E un grande contributo arriva anche dai partner esteri: assai soddisfacenti le performance dello sfuso destinato a DOC delle Venezie che oltrepassa il confine nazionale, con 192.793 hl – di cui il 12% già dell’annata 2020 – imbottigliati tra Germania (47%), UK (21%), USA (12%), Canada (6%) ed Austria (5,19%), dato significativo specie osservando la media mensile di imbottigliamenti totali di 145.948 hl/mese (+4,7%). “Ricordiamo che gli imbottigliatori esteri che scelgono la Denominazione delle Venezie sono assoggettati al piano delle verifiche e dei controlli specifici per la DO e si impegnano ad operare conformemente alle disposizioni previste dal suo disciplinare di produzione, sempre sotto la supervisione dell’organismo di controllo Triveneta Certificazioni” dichiara Francesco Liantonio, Presidente di Triveneta. La DOC ha inoltre osservato un buon trend di partenza per quanto riguarda i nuovi imbottigliamenti della vendemmia 2020 iniziati già ad ottobre (in anticipo di un mese rispetto ai due anni precedenti) con un + 67% rispetto all’utilizzo della nuova annata nello stesso periodo del 2019. Ottime notizie anche sul fronte delle giacenze che registrano un notevole calo sul 2019, precisamente una riduzione del 42%, che si traduce in quasi -121.000 hl nei serbatoi delle aziende.
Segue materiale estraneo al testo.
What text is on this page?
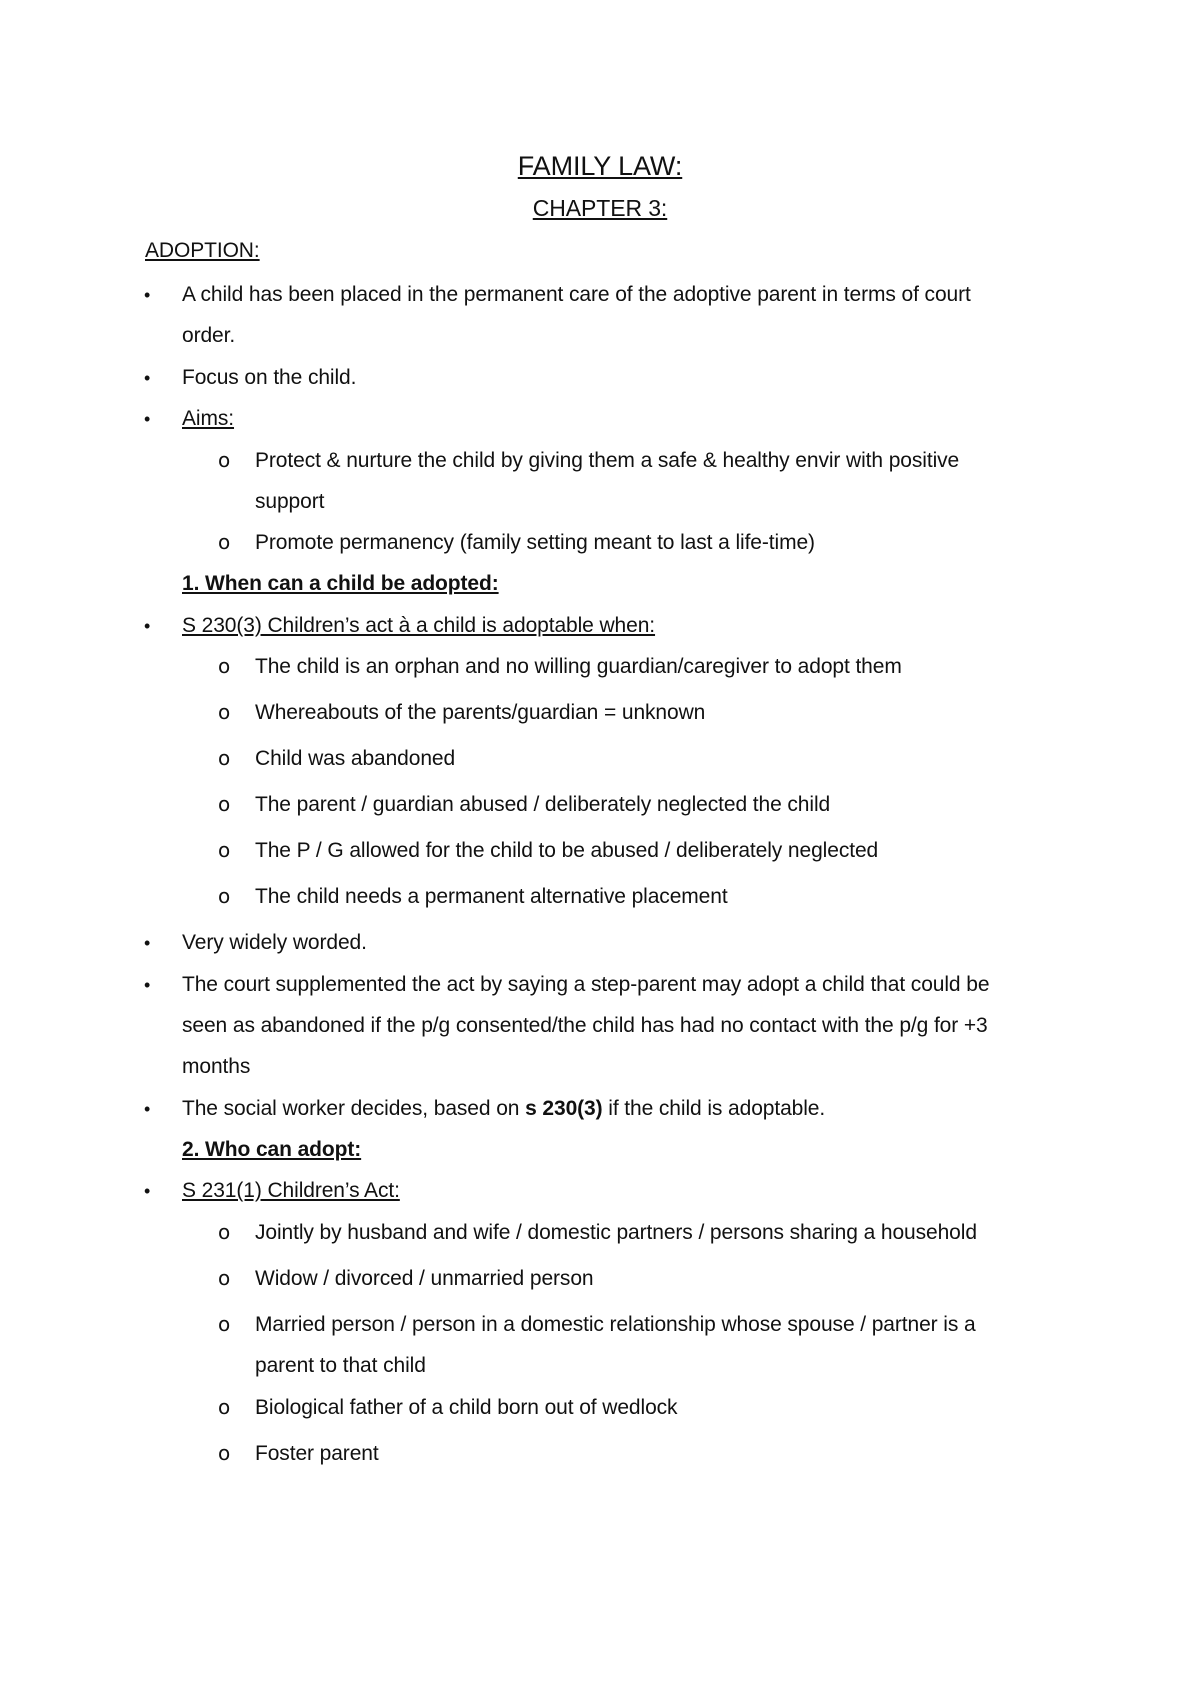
FAMILY LAW:
CHAPTER 3:
ADOPTION:
• A child has been placed in the permanent care of the adoptive parent in terms of court
order.
• Focus on the child.
• Aims:
o Protect & nurture the child by giving them a safe & healthy envir with positive
support
o Promote permanency (family setting meant to last a life-time)
1. When can a child be adopted:
• S 230(3) Children’s act à a child is adoptable when:
o The child is an orphan and no willing guardian/caregiver to adopt them
o Whereabouts of the parents/guardian = unknown
o Child was abandoned
o The parent / guardian abused / deliberately neglected the child
o The P / G allowed for the child to be abused / deliberately neglected
o The child needs a permanent alternative placement
• Very widely worded.
• The court supplemented the act by saying a step-parent may adopt a child that could be
seen as abandoned if the p/g consented/the child has had no contact with the p/g for +3
months
• The social worker decides, based on s 230(3) if the child is adoptable.
2. Who can adopt:
• S 231(1) Children’s Act:
o Jointly by husband and wife / domestic partners / persons sharing a household
o Widow / divorced / unmarried person
o Married person / person in a domestic relationship whose spouse / partner is a
parent to that child
o Biological father of a child born out of wedlock
o Foster parent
Infine, il Consorzio di Tutela è pronto ad aprire nuovi importanti capitoli a partire dall’attesa presentazione della modifica del Disciplinare di Produzione, possibile solo a seguito del riconoscimento Ministeriale ricevuto nel 2020. Anche in assenza delle principali manifestazioni di settore internazionale come Prowein e Vinitaly, oggi il Consorzio non si arresta e guarda avanti, verso progetti di comunicazione, promozione e informazioni internazionali. I riflettori resteranno certamente puntati sulle piazze già consolidate e trainanti per la DOC come USA e UK, ma la denominazione si prepara a conquistare anche terre vergini per il Pinot grigio Delle Venezie - come Giappone, Russia e Svizzera - e a fare nuovi network con il pubblico specializzato di buyer, stampa e professionisti del settore.